A small frog with a broad head and long legs. The dorsum is light brown, and typically lacks the hourglass pattern common in many other Arthroleptis species. A dark black mark curves from the eye to the arm over the tympanum and may appear like a mask in some individuals. The lower lip is barred and the undersides of the feet are dark black. The belly is yellowish near the groin and the undersides of the legs are reddish orange. The tips of the toes are slightly expanded and have a groove along the edge. Males in breeding condition have serrations on the second and third fingers.

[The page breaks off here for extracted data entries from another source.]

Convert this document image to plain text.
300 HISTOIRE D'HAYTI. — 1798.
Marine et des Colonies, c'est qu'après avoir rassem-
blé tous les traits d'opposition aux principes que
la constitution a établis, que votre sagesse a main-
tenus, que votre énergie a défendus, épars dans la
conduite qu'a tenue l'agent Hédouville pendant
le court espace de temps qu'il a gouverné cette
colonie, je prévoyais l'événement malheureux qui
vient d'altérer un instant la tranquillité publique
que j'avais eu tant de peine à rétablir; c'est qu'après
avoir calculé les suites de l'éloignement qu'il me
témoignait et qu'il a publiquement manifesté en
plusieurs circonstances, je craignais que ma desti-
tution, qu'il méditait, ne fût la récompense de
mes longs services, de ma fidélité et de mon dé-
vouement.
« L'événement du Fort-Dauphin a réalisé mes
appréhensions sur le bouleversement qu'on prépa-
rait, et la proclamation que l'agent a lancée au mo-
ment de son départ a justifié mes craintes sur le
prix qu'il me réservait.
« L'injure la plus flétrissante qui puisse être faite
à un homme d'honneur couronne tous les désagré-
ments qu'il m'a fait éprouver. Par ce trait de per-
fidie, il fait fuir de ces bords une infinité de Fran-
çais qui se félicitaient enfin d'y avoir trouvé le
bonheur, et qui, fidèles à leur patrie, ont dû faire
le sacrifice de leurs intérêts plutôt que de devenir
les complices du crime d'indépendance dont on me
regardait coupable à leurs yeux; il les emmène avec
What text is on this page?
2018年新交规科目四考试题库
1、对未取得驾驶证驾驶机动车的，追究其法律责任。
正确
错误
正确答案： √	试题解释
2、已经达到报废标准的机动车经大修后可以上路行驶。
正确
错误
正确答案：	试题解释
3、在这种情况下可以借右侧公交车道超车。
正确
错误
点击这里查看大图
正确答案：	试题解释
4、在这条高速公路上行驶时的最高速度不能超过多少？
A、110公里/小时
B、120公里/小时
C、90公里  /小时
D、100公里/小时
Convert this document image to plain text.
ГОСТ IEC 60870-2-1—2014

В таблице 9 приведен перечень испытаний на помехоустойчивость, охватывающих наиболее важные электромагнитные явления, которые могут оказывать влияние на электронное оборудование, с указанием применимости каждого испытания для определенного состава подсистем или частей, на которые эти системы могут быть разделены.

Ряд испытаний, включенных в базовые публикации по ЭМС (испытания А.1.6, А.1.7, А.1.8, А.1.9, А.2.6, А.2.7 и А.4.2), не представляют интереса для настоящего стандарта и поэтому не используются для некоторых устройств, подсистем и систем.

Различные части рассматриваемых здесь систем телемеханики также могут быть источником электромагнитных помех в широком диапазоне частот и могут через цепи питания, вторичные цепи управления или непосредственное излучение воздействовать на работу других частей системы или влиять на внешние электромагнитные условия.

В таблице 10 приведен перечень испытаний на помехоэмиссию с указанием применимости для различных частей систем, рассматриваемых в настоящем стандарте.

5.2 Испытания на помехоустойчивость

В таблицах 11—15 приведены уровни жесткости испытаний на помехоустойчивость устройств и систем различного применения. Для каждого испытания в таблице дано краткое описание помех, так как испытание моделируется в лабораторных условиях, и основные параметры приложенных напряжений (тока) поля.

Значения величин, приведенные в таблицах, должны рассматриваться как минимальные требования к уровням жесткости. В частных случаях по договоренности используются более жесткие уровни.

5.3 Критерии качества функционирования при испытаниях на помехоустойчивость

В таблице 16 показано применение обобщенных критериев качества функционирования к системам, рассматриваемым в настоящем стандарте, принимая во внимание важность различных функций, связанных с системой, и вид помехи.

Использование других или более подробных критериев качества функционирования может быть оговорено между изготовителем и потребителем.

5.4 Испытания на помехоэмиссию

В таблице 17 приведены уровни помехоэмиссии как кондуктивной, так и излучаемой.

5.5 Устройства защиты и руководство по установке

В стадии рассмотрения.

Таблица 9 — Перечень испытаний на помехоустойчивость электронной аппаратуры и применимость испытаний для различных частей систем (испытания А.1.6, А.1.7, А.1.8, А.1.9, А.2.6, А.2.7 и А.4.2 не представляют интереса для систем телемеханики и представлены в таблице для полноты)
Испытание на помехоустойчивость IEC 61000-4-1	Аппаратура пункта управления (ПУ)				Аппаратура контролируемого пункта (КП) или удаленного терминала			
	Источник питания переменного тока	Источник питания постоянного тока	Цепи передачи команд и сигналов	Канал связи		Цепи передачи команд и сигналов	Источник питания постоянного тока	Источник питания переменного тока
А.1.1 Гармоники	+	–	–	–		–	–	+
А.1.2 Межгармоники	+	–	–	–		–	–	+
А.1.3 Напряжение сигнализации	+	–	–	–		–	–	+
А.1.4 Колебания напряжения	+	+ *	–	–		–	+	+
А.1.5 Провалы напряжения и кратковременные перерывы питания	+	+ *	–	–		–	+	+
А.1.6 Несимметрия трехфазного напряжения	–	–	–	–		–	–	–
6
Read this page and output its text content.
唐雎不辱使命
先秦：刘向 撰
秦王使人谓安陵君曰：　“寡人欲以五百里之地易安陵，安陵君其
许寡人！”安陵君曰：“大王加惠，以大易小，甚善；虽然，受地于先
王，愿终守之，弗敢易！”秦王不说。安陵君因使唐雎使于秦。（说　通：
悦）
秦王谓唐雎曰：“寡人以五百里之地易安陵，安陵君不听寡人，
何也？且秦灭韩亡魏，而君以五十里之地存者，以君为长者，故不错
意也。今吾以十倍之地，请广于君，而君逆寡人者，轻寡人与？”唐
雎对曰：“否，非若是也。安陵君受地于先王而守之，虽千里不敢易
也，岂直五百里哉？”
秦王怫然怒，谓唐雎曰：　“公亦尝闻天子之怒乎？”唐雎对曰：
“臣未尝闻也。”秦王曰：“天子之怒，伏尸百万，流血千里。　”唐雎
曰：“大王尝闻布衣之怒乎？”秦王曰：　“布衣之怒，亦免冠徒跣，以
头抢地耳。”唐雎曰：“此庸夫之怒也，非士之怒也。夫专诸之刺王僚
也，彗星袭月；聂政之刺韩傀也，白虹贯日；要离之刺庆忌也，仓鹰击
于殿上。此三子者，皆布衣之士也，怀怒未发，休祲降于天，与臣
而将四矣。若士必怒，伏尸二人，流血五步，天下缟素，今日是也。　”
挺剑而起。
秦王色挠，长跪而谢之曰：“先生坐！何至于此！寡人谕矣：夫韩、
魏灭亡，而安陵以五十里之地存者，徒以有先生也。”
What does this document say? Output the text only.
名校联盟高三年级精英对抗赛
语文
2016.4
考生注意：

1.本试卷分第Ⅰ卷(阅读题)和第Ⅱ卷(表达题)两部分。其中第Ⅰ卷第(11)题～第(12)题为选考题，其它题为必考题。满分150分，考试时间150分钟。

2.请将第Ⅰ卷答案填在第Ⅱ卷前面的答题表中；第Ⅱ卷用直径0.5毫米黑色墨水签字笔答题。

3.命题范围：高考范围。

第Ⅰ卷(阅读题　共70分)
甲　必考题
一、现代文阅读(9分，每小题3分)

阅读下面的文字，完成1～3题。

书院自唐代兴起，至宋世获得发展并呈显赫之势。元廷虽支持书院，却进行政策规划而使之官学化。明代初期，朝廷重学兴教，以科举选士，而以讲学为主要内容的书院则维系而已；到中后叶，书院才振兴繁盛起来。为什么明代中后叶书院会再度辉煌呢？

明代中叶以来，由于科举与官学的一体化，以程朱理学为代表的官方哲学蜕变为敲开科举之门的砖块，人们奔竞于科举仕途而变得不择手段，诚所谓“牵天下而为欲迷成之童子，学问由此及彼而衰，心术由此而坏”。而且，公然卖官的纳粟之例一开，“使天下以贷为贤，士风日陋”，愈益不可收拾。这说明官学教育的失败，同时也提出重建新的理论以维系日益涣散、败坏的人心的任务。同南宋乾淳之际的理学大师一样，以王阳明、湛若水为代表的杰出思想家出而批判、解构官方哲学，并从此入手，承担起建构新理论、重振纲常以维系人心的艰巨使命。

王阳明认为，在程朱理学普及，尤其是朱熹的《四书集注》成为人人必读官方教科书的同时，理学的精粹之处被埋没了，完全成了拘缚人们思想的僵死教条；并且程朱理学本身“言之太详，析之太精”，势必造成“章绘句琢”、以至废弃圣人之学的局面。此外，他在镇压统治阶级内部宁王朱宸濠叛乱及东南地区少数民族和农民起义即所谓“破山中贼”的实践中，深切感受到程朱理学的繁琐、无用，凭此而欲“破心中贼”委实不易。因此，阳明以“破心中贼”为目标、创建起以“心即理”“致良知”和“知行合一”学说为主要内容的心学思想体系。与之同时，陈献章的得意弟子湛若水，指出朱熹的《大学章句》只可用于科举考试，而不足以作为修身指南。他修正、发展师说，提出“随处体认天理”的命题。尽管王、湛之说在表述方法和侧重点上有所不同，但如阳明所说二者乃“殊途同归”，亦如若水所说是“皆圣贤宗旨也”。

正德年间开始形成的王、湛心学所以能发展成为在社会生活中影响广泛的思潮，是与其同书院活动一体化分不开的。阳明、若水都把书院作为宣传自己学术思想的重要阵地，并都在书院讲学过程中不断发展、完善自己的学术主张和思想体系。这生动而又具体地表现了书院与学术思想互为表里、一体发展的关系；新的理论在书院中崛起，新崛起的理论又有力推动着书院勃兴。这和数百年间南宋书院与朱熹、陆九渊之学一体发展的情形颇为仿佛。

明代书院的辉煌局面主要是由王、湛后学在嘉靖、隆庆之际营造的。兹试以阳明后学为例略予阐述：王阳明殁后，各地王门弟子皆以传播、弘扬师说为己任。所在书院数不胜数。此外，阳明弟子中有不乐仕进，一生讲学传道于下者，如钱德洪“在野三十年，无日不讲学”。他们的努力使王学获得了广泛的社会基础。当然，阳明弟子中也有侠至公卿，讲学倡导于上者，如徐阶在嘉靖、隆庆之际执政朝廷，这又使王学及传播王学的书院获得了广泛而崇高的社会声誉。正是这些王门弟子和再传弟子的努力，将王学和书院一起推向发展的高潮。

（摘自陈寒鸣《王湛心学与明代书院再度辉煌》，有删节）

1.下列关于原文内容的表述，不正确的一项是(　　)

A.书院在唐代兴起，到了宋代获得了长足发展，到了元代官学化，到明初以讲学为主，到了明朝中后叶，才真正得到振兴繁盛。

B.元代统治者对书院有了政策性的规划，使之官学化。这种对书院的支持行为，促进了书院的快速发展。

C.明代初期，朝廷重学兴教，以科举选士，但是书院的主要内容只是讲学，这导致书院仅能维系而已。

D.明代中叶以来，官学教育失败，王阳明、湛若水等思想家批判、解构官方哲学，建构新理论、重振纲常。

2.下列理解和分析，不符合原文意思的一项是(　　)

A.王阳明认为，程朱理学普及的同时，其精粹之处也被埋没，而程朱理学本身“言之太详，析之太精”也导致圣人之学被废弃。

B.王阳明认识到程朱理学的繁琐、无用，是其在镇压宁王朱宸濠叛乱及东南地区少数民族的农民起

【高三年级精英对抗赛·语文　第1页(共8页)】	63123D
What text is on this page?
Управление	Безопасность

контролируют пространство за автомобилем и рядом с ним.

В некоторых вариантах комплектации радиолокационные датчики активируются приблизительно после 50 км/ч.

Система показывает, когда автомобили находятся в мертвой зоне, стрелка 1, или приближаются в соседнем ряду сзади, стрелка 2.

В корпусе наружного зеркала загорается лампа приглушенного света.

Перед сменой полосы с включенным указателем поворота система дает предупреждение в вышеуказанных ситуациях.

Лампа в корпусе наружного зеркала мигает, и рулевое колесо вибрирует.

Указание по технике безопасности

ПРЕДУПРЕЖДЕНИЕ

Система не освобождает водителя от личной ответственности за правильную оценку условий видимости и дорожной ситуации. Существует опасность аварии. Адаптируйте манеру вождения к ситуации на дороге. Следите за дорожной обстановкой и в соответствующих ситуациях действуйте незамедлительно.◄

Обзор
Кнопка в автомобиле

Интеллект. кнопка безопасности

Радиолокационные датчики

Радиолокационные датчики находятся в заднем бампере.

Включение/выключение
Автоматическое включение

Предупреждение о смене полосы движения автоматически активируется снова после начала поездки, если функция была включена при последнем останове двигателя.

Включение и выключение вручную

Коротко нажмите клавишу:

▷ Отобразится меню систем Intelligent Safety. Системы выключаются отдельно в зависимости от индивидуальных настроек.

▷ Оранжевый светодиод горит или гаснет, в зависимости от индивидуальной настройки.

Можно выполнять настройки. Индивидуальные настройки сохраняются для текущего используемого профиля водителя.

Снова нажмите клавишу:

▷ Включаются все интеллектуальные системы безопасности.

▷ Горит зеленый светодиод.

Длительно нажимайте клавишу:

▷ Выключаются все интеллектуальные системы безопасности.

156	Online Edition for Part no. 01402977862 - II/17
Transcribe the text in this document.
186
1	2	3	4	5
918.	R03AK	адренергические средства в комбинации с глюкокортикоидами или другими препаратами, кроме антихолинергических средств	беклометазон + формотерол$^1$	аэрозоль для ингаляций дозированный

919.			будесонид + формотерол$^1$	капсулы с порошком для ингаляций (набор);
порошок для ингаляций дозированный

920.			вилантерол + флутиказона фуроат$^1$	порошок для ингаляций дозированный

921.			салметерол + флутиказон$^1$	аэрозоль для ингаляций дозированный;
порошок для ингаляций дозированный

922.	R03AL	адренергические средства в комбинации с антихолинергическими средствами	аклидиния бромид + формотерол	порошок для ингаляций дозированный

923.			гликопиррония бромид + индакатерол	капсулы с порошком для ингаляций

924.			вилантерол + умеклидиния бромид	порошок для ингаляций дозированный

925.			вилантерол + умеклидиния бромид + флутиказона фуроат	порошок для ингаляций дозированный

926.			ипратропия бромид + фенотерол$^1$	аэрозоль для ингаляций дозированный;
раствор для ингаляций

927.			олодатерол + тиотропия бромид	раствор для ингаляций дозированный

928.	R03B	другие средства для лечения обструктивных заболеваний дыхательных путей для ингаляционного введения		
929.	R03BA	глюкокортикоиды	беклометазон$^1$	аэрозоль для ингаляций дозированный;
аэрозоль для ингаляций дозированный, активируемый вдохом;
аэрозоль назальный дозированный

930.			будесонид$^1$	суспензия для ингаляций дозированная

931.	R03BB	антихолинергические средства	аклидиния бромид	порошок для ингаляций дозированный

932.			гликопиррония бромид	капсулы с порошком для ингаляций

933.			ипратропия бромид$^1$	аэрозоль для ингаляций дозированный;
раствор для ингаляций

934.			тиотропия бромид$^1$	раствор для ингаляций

There is some variation in morphology among individuals from the northern to the southern part of the range (Text from Harper et al., 2010).

Author: Zimkus, Breda


The legs of A. affinis are long (tibia greater than ½ SVL) in contrast to many other Arthroleptis species. In addition, adult female A. affinis are smaller than A. nikeae, which reach 54 – 56 mm in snout-vent length (Harper et al., 2010).

Author: Zimkus, Breda

Habitat and Ecology

This is a very common species that can be found in the leaf-litter of montane and submontane forests, as well as grasslands and a range of degraded habitat types, from 850 – 2050 m (Text from Harper et al., 2010).

Author: Zimkus, Breda


Eggs are laid in moist soil or leaves and develop directly into small frogs without passing through a free-swimming tadpole stage (Text from Harper et al., 2010).